Church services return to Dug Hill

Lynn Atkins/The Weekly Vista The Dug Hill Community Building, built in 1936, overlooks U.S. 71 at Town Center. It’s now in use again by a brand new church group on Sunday mornings.
Lynn Atkins/The Weekly Vista The Dug Hill Community Building, built in 1936, overlooks U.S. 71 at Town Center. It’s now in use again by a brand new church group on Sunday mornings.

Looking over U.S. 71, the small, white building stands out in Bella Vista. It's one of the few existing structures that predate the creation of Bella Vista Village in the 1960s.

It has been used very little in recent years, but now, hymns are once again being sung in the Dug Hill Community Building.

Country Harvest Church is meeting in the old building while the church looks for a permanent location. But Steve Christians, one of the organizers of the new congregation, says it might be a year before they move on.

"We're a country church; we're not fancy," he said.

His group will probably try to locate in a rural area somewhere near Bentonville or Pea Ridge. So far most of the church members come from those two cities, he said. But anyone is welcome at 10 a.m. for Sunday services, he added.

The church is affiliated with the Southern Baptist Association, he said. It has been meeting for a year and a half in a private home but outgrew that space.

It's not easy to get a new church started, Christians said.

"You want to see it explode overnight, but that doesn't happen," he said. The group has been working with a church planter from the Southern Baptist Association. A church planter helps new congregations establish themselves.

Christians said he has a friend who went to church in the Dug Hill location when he was younger. The friend knew the building was empty but ready for use.

Ralph and Virginia Squires run the association that oversees both the community building and the cemetery behind it.

"The building was empty, so we were glad to have someone in it," Virginia Squires said.
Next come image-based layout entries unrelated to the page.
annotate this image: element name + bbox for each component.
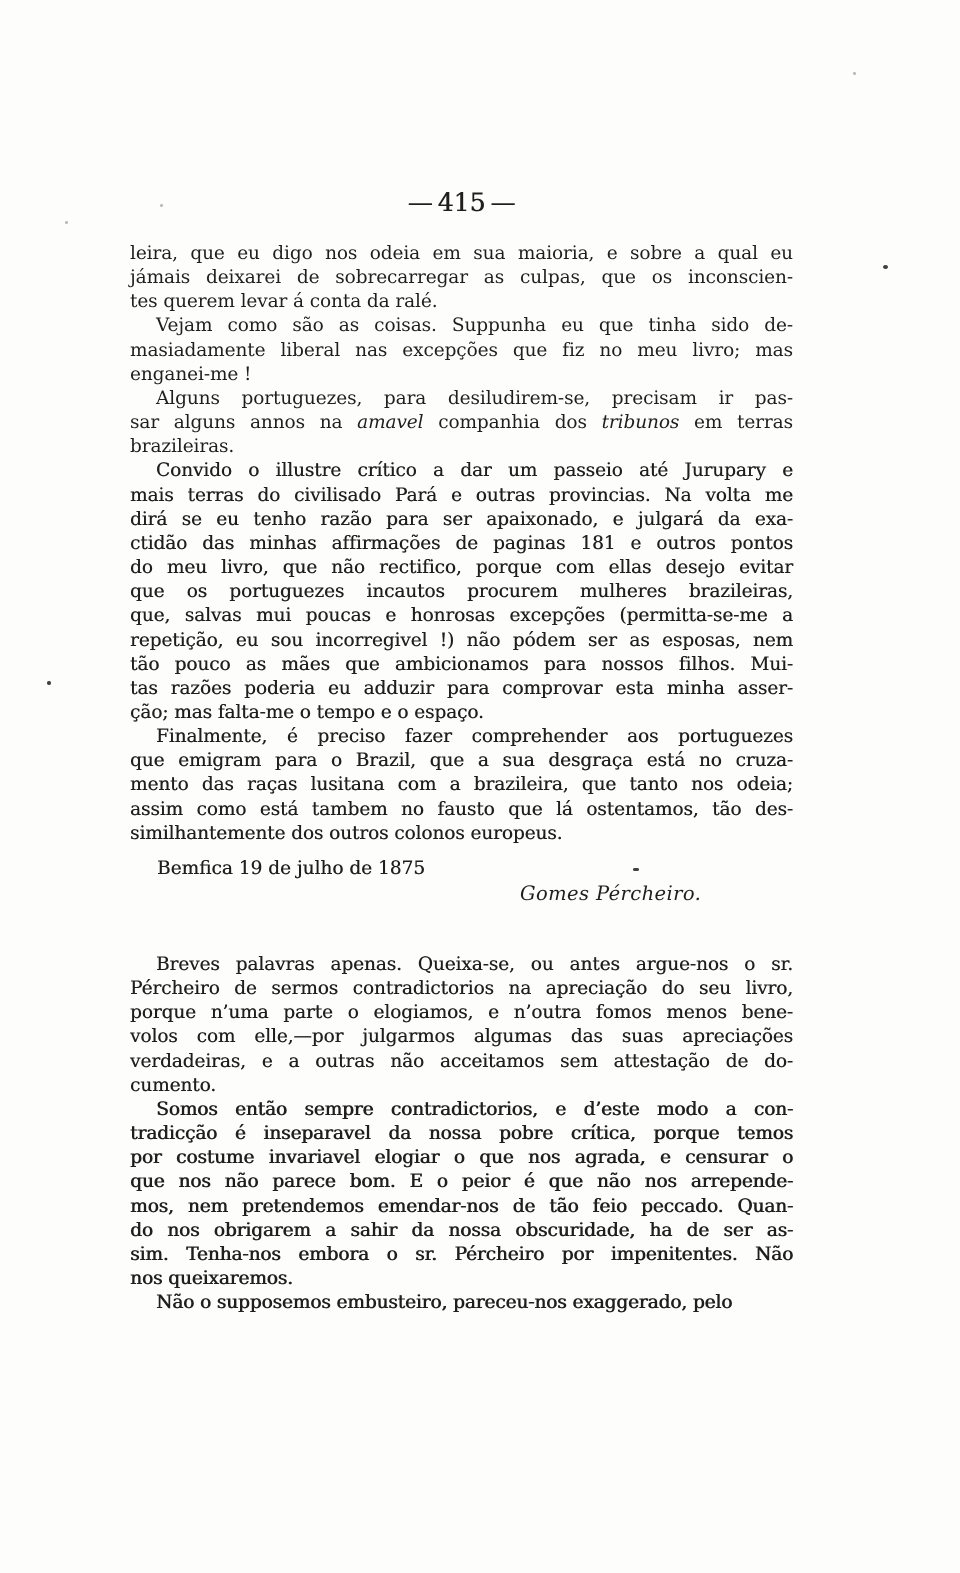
text-line: tes querem levar á conta da ralé. xyxy=(130,290,793,314)
text-line: Vejam como são as coisas. Suppunha eu qu… xyxy=(130,314,793,338)
text-line: tradicção é inseparavel da nossa pobre c… xyxy=(130,1122,793,1146)
text-line: nos queixaremos. xyxy=(130,1267,793,1291)
text-line: jámais deixarei de sobrecarregar as culp… xyxy=(130,266,793,290)
text-line: masiadamente liberal nas excepções que f… xyxy=(130,339,793,363)
text-line: mento das raças lusitana com a brazileir… xyxy=(130,773,793,797)
text-line: brazileiras. xyxy=(130,435,793,459)
scan-speck xyxy=(160,204,163,207)
text-line: similhantemente dos outros colonos europ… xyxy=(130,822,793,846)
text-line: por costume invariavel elogiar o que nos… xyxy=(130,1146,793,1170)
text-line: verdadeiras, e a outras não acceitamos s… xyxy=(130,1050,793,1074)
text-line: ctidão das minhas affirmações de paginas… xyxy=(130,532,793,556)
page-number: —415— xyxy=(130,188,793,217)
text-line: mais terras do civilisado Pará e outras … xyxy=(130,484,793,508)
text-line: leira, que eu digo nos odeia em sua maio… xyxy=(130,242,793,266)
body-text-block-2: Breves palavras apenas. Queixa-se, ou an… xyxy=(130,953,793,1315)
text-line: que emigram para o Brazil, que a sua des… xyxy=(130,749,793,773)
dateline: Bemfica 19 de julho de 1875 xyxy=(130,858,793,879)
text-line: tão pouco as mães que ambicionamos para … xyxy=(130,653,793,677)
page-number-value: 415 xyxy=(438,188,486,217)
scan-speck xyxy=(853,72,856,75)
text-line: sar alguns annos na amavel companhia dos… xyxy=(130,411,793,435)
text-line: Não o supposemos embusteiro, pareceu-nos… xyxy=(130,1291,793,1315)
text-line: cumento. xyxy=(130,1074,793,1098)
text-line: Alguns portuguezes, para desiludirem-se,… xyxy=(130,387,793,411)
text-line: assim como está tambem no fausto que lá … xyxy=(130,798,793,822)
text-line: sim. Tenha-nos embora o sr. Pércheiro po… xyxy=(130,1243,793,1267)
body-text-block-1: leira, que eu digo nos odeia em sua maio… xyxy=(130,242,793,846)
text-line: que nos não parece bom. E o peior é que … xyxy=(130,1170,793,1194)
text-line: porque n’uma parte o elogiamos, e n’outr… xyxy=(130,1001,793,1025)
text-line: dirá se eu tenho razão para ser apaixona… xyxy=(130,508,793,532)
scan-speck xyxy=(883,265,888,269)
text-line: Somos então sempre contradictorios, e d’… xyxy=(130,1098,793,1122)
scan-speck xyxy=(47,681,51,685)
text-line: mos, nem pretendemos emendar-nos de tão … xyxy=(130,1195,793,1219)
author-signature: Gomes Pércheiro. xyxy=(520,882,701,905)
text-line: Pércheiro de sermos contradictorios na a… xyxy=(130,977,793,1001)
text-line: Finalmente, é preciso fazer comprehender… xyxy=(130,725,793,749)
text-line: do meu livro, que não rectifico, porque … xyxy=(130,556,793,580)
page-number-dash-left: — xyxy=(408,188,433,217)
scanned-book-page: —415— leira, que eu digo nos odeia em su… xyxy=(0,0,960,1573)
text-line: Convido o illustre crítico a dar um pass… xyxy=(130,459,793,483)
text-line: que os portuguezes incautos procurem mul… xyxy=(130,580,793,604)
text-line: Breves palavras apenas. Queixa-se, ou an… xyxy=(130,953,793,977)
text-line: volos com elle,—por julgarmos algumas da… xyxy=(130,1025,793,1049)
scan-speck xyxy=(633,868,639,871)
text-line: que, salvas mui poucas e honrosas excepç… xyxy=(130,604,793,628)
page-number-dash-right: — xyxy=(490,188,515,217)
text-line: do nos obrigarem a sahir da nossa obscur… xyxy=(130,1219,793,1243)
text-line: tas razões poderia eu adduzir para compr… xyxy=(130,677,793,701)
text-line: ção; mas falta-me o tempo e o espaço. xyxy=(130,701,793,725)
text-line: enganei-me ! xyxy=(130,363,793,387)
text-line: repetição, eu sou incorregivel !) não pó… xyxy=(130,629,793,653)
scan-speck xyxy=(65,221,68,224)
The church group is helping with utility bills for the building.

The facility has been used for special occasions in recent years, and the youth group from Village Bible Evangelical Free Church met there for a while, she said.

According to the Bella Vista Historical Society web page -- www.bellavistamuseum.org -- the building was built as a combination church and school in 1936. It was used as a school until the rural districts were consolidated in 1945. Since then, area children have gone to school in Bentonville.

The name came from the first log church built on the site in 1868. There was no road to the building, and the hill was so steep that steps had to be dug out of the hillside so walkers could reach the building.